Since they don't have Silicon Valley investors to keep happy, they don't have to worry about cryptocurrency, NFTs, blockchain, or any other buzzwords that the investors want to hear. So they don't have to worry about it.
 





GKG_Alan

Villager
So…they’re offering pre-orders on their website and calling it crowdfunding.
Alan from GKG here!

It's not quite that simple (in our eyes), but if you want to reduce it to that, then yes. For years, folks have been leveling the "Kickstarter is just preorder" accusation, so in an attempt to cut back on Kickstarters (as well as fees to Kickstarter, pledgemanagers, and more), we've attempted to "crowd-fundify" our preorders. We've attempted to replicate a significant portion of the crowdfunding experience as best we can. Like stretch goals, we've still based bonus rewards on total orders/amount raised, we've added elements like a progress bar, as well as public and transparent goals to make the game we want how we want.

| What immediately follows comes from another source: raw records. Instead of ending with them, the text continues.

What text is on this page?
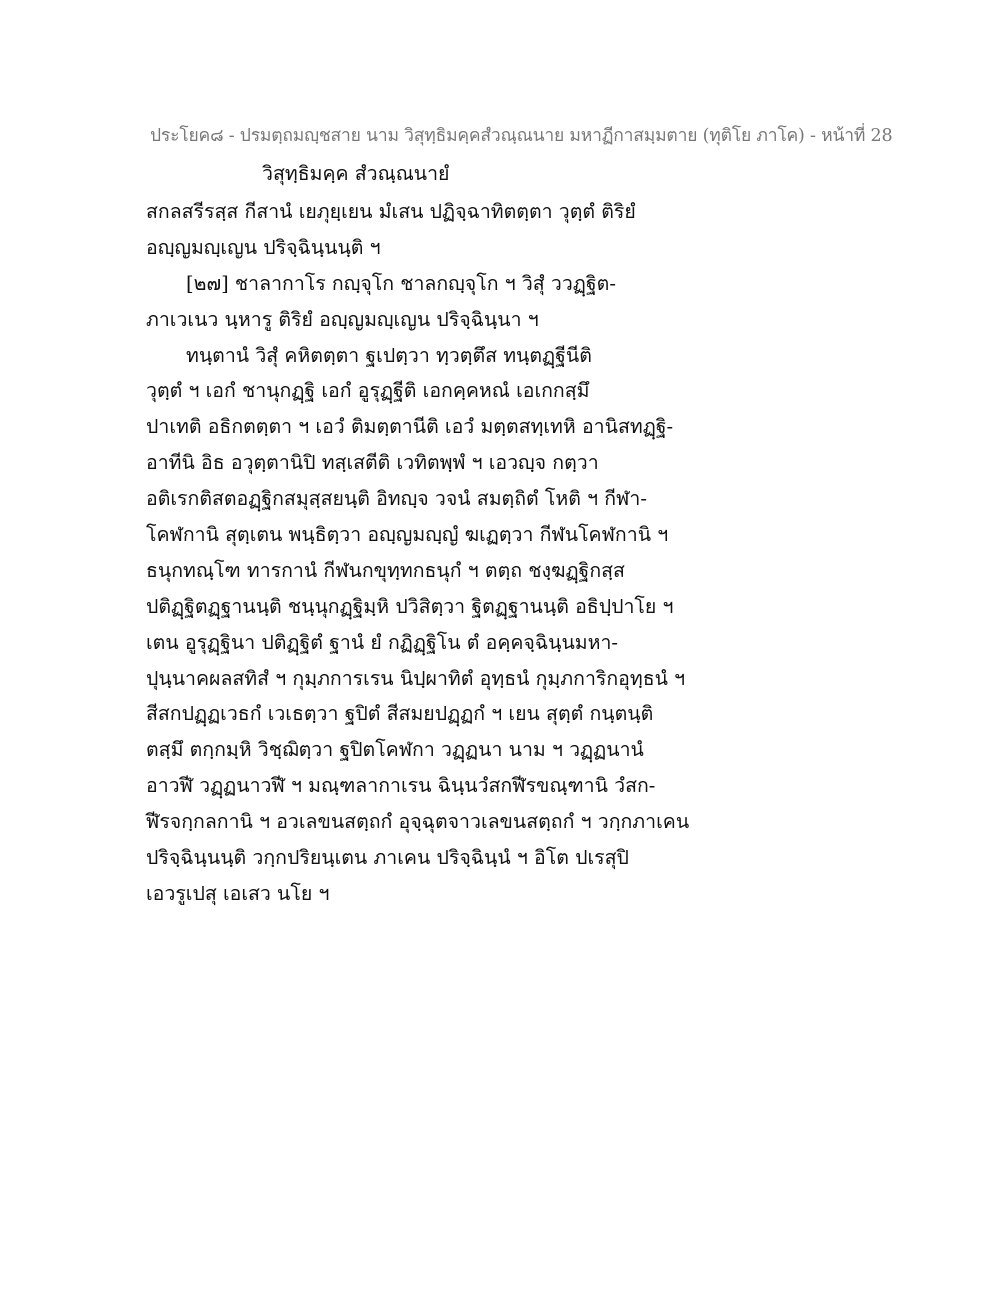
ประโยค๘ - ปรมตฺถมญฺชสาย นาม วิสุทฺธิมคฺคสํวณฺณนาย มหาฏีกาสมฺมตาย (ทุติโย ภาโค) - หน้าที่ 28
วิสุทฺธิมคฺค สํวณฺณนายํ
สกลสรีรสฺส กีสานํ เยภุยฺเยน มํเสน ปฏิจฺฉาทิตตฺตา วุตฺตํ ติริยํ
อญฺญมญฺเญน ปริจฺฉินฺนนฺติ ฯ
[๒๗] ชาลากาโร กญฺจุโก ชาลกญฺจุโก ฯ วิสุํ ววฏฺฐิต-
ภาเวเนว นฺหารู ติริยํ อญฺญมญฺเญน ปริจฺฉินฺนา ฯ
ทนฺตานํ วิสุํ คหิตตฺตา ฐเปตฺวา ทฺวตฺตึส ทนฺตฏฺฐีนีติ
วุตฺตํ ฯ เอกํ ชานุกฏฺฐิ เอกํ อูรุฏฺฐีติ เอกคฺคหณํ เอเกกสฺมึ
ปาเทติ อธิกตตฺตา ฯ เอวํ ติมตฺตานีติ เอวํ มตฺตสทฺเทหิ อานิสทฏฺฐิ-
อาทีนิ อิธ อวุตฺตานิปิ ทสฺเสตีติ เวทิตพฺพํ ฯ เอวญฺจ กตฺวา
อติเรกติสตอฏฺฐิกสมุสฺสยนฺติ อิทญฺจ วจนํ สมตฺถิตํ โหติ ฯ กีฬา-
โคฬกานิ สุตฺเตน พนฺธิตฺวา อญฺญมญฺญํ ฆเฏตฺวา กีฬนโคฬกานิ ฯ
ธนุกทณฺโฑ ทารกานํ กีฬนกขุทฺทกธนุกํ ฯ ตตฺถ ชงฺฆฏฺฐิกสฺส
ปติฏฺฐิตฏฺฐานนฺติ ชนฺนุกฏฺฐิมฺหิ ปวิสิตฺวา ฐิตฏฺฐานนฺติ อธิปฺปาโย ฯ
เตน อูรุฏฺฐินา ปติฏฺฐิตํ ฐานํ ยํ กฏิฏฺฐิโน ตํ อคฺคจฺฉินฺนมหา-
ปุนฺนาคผลสทิสํ ฯ กุมฺภการเรน นิปฺผาทิตํ อุทฺธนํ กุมฺภการิกอุทฺธนํ ฯ
สีสกปฏฺฏเวธกํ เวเธตฺวา ฐปิตํ สีสมยปฏฺฏกํ ฯ เยน สุตฺตํ กนฺตนฺติ
ตสฺมึ ตกฺกมฺหิ วิชฺฌิตฺวา ฐปิตโคฬกา วฏฺฏนา นาม ฯ วฏฺฏนานํ
อาวฬี วฏฺฏนาวฬี ฯ มณฺฑลากาเรน ฉินฺนวํสกฬีรขณฺฑานิ วํสก-
ฬีรจกฺกลกานิ ฯ อวเลขนสตฺถกํ อุจฺฉุตจาวเลขนสตฺถกํ ฯ วกฺกภาเคน
ปริจฺฉินฺนนฺติ วกฺกปริยนฺเตน ภาเคน ปริจฺฉินฺนํ ฯ อิโต ปเรสุปิ
เอวรูเปสุ เอเสว นโย ฯ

In a large way, it is akin to an Indiegogo or Gofundme, where we get the funds as they come in. If we want to "gather all the money" at one time (more like Kickstarter), we have that option can structure any GallantFunding that way if we desire. This set up and tool is a lot more flexible on our end, which means we can tailor to the individual needs of a project, rather than shoehorning everything into a "one-size-fits-all" approach.
 


Jer

Legend
Supporter
Makes sense. Why pay Kickstarter a percentage. Eventually competition will force Kickstarter to reduces its costs but for now I'm all for more platforms.
Kickstarter makes sense if you don't have your own infrastructure to do a crowdfunding. If you have your own webstore and can modify it to run a crowdfunding campaign it makes total sense to cut Kickstarter out and do things that way.

I used Hasbro's crowdfunding site (Pulse) last year for HeroQuest and once I got past the idea that a multibillion dollar company might want to crowdfund it made perfect sense that they'd have their own - they're already paying for a storefront, why not use it instead of Kickstarter's infrastructure?
 

Kickstarter makes sense if you don't have your own infrastructure to do a crowdfunding. If you have your own webstore and can modify it to run a crowdfunding campaign it makes total sense to cut Kickstarter out and do things that way.

I used Hasbro's crowdfunding site (Pulse) last year for HeroQuest and once I got past the idea that a multibillion dollar company might want to crowdfund it made perfect sense that they'd have their own - they're already paying for a storefront, why not use it instead of Kickstarter's infrastructure?

For someone like Free League cutting the Kickstarter % would drop a fair amount to the bottom line.